Ces bicyclettes, vendues par U.M.B. (Union of Motorcycle and Bicycle factoring) ayant été déclarées d'origine préférentielle Vietnamienne bénéficiaient, de ce fait, d'un régime douanier avantageux d'exemption de droits de la part de la C.E. soucieuse de favoriser le décollage économique de ce pays.
Toutefois, ce système dit de Préférences Généralisées (S.P.G.) ne peut concerner que des exportations de marchandises comportant une part significative d'ouvraison sur place, critère dont la garantie est acquise au vu de la délivrance, par les autorités du pays bénéficiaire, d'un certificat spécial dénommé FORM A.
En l'espèce, la garantie d'origine préférentielle résultait d'un tel certificat émis par la Chambre de Commerce de HO CHI MINH VILLE (VIETNAM).

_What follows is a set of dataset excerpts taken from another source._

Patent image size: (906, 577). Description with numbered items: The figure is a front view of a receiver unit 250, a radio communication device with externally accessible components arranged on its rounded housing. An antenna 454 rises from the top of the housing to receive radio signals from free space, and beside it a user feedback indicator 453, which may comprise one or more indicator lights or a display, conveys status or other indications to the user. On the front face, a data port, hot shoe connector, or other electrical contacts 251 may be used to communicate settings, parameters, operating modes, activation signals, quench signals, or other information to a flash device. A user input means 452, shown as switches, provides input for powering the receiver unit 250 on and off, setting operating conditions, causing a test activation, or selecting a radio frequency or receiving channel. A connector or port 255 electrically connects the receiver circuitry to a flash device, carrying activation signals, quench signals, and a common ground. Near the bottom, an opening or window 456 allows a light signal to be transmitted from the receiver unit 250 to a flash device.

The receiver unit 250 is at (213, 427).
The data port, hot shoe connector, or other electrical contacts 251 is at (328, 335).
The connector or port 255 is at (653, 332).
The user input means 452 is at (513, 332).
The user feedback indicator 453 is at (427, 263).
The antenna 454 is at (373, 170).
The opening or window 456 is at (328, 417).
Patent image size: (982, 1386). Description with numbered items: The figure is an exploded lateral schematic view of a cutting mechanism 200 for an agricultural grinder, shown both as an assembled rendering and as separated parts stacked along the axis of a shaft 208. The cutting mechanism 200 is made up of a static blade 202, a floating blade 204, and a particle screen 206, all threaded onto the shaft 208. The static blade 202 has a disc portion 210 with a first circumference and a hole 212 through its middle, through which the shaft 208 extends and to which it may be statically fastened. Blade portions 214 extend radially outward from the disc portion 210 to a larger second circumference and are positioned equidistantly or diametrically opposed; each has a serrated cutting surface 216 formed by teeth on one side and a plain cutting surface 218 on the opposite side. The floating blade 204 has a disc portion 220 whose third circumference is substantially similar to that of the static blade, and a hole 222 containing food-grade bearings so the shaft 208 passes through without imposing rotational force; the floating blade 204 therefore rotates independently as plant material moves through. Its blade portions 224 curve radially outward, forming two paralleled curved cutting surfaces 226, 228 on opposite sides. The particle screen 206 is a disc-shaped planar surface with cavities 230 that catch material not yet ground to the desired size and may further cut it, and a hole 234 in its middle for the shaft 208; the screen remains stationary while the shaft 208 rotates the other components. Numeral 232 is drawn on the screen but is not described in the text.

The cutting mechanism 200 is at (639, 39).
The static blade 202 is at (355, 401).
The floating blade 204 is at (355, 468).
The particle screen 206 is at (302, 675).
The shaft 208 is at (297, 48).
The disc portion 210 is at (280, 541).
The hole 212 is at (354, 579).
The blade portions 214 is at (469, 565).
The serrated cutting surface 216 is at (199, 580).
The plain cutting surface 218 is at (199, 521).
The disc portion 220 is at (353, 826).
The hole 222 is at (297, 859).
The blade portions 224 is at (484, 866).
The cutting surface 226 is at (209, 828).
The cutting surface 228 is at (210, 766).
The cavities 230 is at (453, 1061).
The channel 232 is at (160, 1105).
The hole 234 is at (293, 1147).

Les services de la DNRED, qui soupçonnaient une irrégularité à propos de l'origine réelle des vélos importés par le prévenu (et par bien d'autres sociétés), faisait déclencher une enquête de l'UCLAF (organisme de la C.E. pour la coordination de la lutte anti fraude) qui remettait un rapport final concluant à l'origine Chinoise des bicyclettes ayant été exportées par le pays en question, entre avril 1992 et avril 1995. SUR LES EXCEPTIONS DE PROCÉDURE
Sur la nullité des citations
M. X... soutient que le recours à deux citations complémentaires pour le mettre en cause viole les dispositions du code de procédure pénale ainsi que celles de l'article 6 de la C.E.D.H. en le privant de la possibilité de connaître la nature exacte des faits qui lui sont reprochés ce qui ferait obstacle à l'exercice de ses droits à se défendre. [**][*
En réplique, la partie poursuivante observe que l'argumentation développée par son adversaire démontre qu'il est parfaitement au courant des infractions, objet des poursuites. *][**]
Considérant que les citations ne se contredisent pas mais se complètent ; considérant que les moyens élaborés de la défense démontrent que M. X... avait parfaitement compris quels étaient les faits en cause ; considérant qu'en pareille hypothèse, la Chambre Criminelle de la Cour de Cassation ne prononce pas la nullité de l'exploit si le prévenu a connaissance de ce qui lui est reproché (24/07/1974 - n 267), cette Cour décide, à l'inverse des premiers juges, que le moyen fondé sur la nullité des actes de poursuite est inopérant.
Sur l'irrecevabilité de l'action des Douanes
Après avoir rappelé que son entreprise avait saisi, pour avis, la C.C.E.D. par courrier du 22 avril 1997, M. X... constate que l'Administration a attendu le 23 mai 1997 pour établir son acte aux fins d'expertise et le 27 octobre 1997 pour l'aviser des moyens de droit et de fait fondant son appréciation du caractère délictueux des faits.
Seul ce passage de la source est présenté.